[<prev] [next>] [<thread-prev] [thread-next>] [day] [month] [year] [list]
Message-ID: <50C74481.7010107@gmail.com>
Date: Tue, 11 Dec 2012 22:34:41 +0800
From: Jiang Liu <liuj97@...il.com>
To: Toshi Kani <toshi.kani@...com>
CC: Jiang Liu <jiang.liu@...wei.com>,
"Rafael J. Wysocki" <rjw@...k.pl>,
Hanjun Guo <guohanjun@...wei.com>,
Vasilis Liaskovitis <vasilis.liaskovitis@...fitbricks.com>,
linux-acpi@...r.kernel.org, isimatu.yasuaki@...fujitsu.com,
wency@...fujitsu.com, lenb@...nel.org, gregkh@...uxfoundation.org,
linux-kernel@...r.kernel.org, linux-mm@...ck.org,
Tang Chen <tangchen@...fujitsu.com>,
Huxinwei <huxinwei@...wei.com>
Subject: Re: [RFC PATCH v3 0/3] acpi: Introduce prepare_remove device operation
On 12/08/2012 09:08 AM, Toshi Kani wrote:
> On Fri, 2012-12-07 at 13:57 +0800, Jiang Liu wrote:
>> On 2012-12-7 10:57, Toshi Kani wrote:
>>> On Fri, 2012-12-07 at 00:40 +0800, Jiang Liu wrote:
>>>> On 12/04/2012 08:10 AM, Toshi Kani wrote:
>>>>> On Mon, 2012-12-03 at 12:25 +0800, Hanjun Guo wrote:
>>>>>> On 2012/11/30 6:27, Toshi Kani wrote:
>>>>>>> On Thu, 2012-11-29 at 12:48 +0800, Hanjun Guo wrote:
> :
>>>>>
>>>>> If I read the code right, the framework calls ACPI drivers differently
>>>>> at boot-time and hot-add as follows. That is, the new entry points are
>>>>> called at hot-add only, but .add() is called at both cases. This
>>>>> requires .add() to work differently.
>>>>>
>>>>> Boot : .add()
>>>>> Hot-Add : .add(), .pre_configure(), configure(), etc.
>>>>>
>>>>> I think the boot-time and hot-add initialization should be done
>>>>> consistently. While there is difficulty with the current boot sequence,
>>>>> the framework should be designed to allow them consistent, not make them
>>>>> diverged.
>>>> Hi Toshi,
>>>> We have separated hotplug operations from driver binding/unbinding interface
>>>> due to following considerations.
>>>> 1) Physical CPU and memory devices are initialized/used before the ACPI subsystem
>>>> is initialized. So under normal case, .add() of processor and acpi_memhotplug only
>>>> figures out information about device already in working state instead of starting
>>>> the device.
>>>
>>> I agree that the current boot sequence is not very hot-plug friendly...
>>>
>>>> 2) It's impossible to rmmod the processor and acpi_memhotplug driver at runtime
>>>> if .remove() of CPU and memory drivers do really remove the CPU/memory device
>>>> from the system. And the ACPI processor driver also implements CPU PM funcitonality
>>>> other than hotplug.
>>>
>>> Agreed.
>>>
>>>> And recently Rafael has mentioned that he has a long term view to get rid of the
>>>> concept of "ACPI device". If that happens, we could easily move the hotplug
>>>> logic from ACPI device drivers into the hotplug framework if the hotplug logic
>>>> is separated from the .add()/.remove() callbacks. Actually we could even move all
>>>> hotplug only logic into the hotplug framework and don't rely on any ACPI device
>>>> driver any more. So we could get rid of all these messy things. We could achieve
>>>> that by:
>>>> 1) moving code shared by ACPI device drivers and the hotplug framework into the core.

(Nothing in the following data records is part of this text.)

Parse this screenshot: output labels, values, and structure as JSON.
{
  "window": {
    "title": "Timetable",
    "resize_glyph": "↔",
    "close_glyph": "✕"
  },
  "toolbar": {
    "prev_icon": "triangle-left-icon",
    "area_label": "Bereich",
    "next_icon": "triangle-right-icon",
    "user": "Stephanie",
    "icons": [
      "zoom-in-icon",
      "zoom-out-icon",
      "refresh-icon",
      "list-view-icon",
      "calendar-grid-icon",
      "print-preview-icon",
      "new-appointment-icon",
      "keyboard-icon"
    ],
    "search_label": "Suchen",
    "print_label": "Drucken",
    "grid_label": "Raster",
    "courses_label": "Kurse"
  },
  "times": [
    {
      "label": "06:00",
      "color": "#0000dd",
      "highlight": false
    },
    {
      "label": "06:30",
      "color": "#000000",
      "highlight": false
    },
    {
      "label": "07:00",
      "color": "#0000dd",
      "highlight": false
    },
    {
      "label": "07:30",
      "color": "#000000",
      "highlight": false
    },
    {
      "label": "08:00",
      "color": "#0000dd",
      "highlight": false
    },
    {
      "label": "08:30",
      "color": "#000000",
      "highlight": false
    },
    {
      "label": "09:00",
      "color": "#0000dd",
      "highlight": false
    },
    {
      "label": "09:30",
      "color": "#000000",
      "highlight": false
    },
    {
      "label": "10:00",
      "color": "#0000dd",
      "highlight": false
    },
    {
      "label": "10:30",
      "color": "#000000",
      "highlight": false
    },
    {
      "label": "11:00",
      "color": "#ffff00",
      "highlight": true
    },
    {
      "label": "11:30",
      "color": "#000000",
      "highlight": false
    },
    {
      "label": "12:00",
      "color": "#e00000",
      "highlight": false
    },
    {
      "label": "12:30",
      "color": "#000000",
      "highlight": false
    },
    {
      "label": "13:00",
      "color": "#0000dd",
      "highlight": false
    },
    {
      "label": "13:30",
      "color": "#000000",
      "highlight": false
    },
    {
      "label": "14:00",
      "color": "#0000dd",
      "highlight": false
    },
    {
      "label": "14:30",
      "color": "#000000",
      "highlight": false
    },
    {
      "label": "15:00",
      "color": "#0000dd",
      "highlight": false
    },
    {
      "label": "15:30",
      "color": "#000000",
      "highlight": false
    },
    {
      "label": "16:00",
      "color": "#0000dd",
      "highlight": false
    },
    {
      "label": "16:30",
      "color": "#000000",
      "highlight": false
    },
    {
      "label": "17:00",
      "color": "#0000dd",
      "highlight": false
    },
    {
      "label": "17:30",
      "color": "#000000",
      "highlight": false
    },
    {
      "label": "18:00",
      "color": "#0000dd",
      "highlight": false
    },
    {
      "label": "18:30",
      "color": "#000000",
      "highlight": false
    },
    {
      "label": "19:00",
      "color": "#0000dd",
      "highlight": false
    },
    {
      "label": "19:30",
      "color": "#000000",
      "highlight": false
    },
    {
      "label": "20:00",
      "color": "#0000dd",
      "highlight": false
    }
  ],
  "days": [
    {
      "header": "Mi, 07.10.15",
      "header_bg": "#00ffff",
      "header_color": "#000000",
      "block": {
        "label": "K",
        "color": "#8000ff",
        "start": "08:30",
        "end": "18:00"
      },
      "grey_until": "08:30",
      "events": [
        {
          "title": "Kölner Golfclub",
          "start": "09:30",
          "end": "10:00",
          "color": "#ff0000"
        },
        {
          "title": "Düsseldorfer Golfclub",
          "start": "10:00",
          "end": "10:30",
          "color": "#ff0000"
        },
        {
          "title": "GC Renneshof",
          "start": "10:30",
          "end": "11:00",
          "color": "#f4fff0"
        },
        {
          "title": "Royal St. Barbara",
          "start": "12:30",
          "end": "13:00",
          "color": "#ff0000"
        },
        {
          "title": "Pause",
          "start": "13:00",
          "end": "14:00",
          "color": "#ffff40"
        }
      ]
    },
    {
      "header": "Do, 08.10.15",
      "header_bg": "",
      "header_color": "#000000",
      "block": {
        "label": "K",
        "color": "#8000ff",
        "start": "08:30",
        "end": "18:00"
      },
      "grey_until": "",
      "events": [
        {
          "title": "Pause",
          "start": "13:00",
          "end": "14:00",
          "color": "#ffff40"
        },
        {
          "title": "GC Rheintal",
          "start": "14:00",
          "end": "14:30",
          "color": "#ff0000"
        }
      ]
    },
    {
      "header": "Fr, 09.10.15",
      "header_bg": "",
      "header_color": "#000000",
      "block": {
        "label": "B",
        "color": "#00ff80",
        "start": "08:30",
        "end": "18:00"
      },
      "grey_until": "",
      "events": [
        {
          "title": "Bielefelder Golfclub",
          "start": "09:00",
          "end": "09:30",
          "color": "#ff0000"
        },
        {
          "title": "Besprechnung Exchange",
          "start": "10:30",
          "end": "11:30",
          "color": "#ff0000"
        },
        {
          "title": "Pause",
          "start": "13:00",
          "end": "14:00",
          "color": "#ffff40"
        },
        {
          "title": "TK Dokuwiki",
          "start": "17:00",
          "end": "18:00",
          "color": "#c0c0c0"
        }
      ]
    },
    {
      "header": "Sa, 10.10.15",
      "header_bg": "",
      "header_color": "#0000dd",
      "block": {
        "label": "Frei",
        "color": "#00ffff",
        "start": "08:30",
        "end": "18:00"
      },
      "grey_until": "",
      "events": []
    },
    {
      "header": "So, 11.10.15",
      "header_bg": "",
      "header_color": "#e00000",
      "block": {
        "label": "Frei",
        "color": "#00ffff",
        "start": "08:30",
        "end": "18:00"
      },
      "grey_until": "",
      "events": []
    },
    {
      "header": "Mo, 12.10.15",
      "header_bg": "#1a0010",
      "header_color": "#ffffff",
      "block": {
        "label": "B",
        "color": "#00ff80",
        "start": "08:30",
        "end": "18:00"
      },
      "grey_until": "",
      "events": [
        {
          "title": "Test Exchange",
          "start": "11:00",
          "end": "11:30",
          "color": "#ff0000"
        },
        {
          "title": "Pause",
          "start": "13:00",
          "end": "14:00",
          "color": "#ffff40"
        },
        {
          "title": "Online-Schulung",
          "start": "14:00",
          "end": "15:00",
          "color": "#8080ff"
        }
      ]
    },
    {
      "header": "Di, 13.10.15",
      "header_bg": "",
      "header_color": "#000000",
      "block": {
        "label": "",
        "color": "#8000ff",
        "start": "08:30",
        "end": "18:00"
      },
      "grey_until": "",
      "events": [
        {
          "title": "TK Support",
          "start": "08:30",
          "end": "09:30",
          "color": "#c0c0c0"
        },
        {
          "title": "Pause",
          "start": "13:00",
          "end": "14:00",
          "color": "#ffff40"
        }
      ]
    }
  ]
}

>>>> 2) moving hotplug only code to the framework.
>>>
>>> Yes, the framework should allow such future work. I also think that the
>>> framework itself should be independent from such ACPI issue. Ideally,
>>> it should be able to support non-ACPI platforms.
>> The same point here. The ACPI based hotplug framework is designed as:
>> 1) an ACPI based hotplug slot driver to handle platform specific logic.
>> Platform may provide platform specific slot drivers to discover, manage
>> hotplug slots. We have provided a default implementation of slot driver
>> according to the ACPI spec.
>
> The ACPI spec does not define that _EJ0 is required to receive a hot-add
> request, i.e. bus/device check. This is a major issue. Since Windows
> only supports hot-add, I think there are platforms that only support
> hot-add today.
>
>> 2) an ACPI based hotplug manager driver, which is a platform independent
>> driver and manages all hotplug slot created by the slot driver.
>
> It is surely impressive work, but I think is is a bit overdoing. I
> expect hot-pluggable servers come with management console and/or GUI
> where a user can manage hardware units and initiate hot-plug operations.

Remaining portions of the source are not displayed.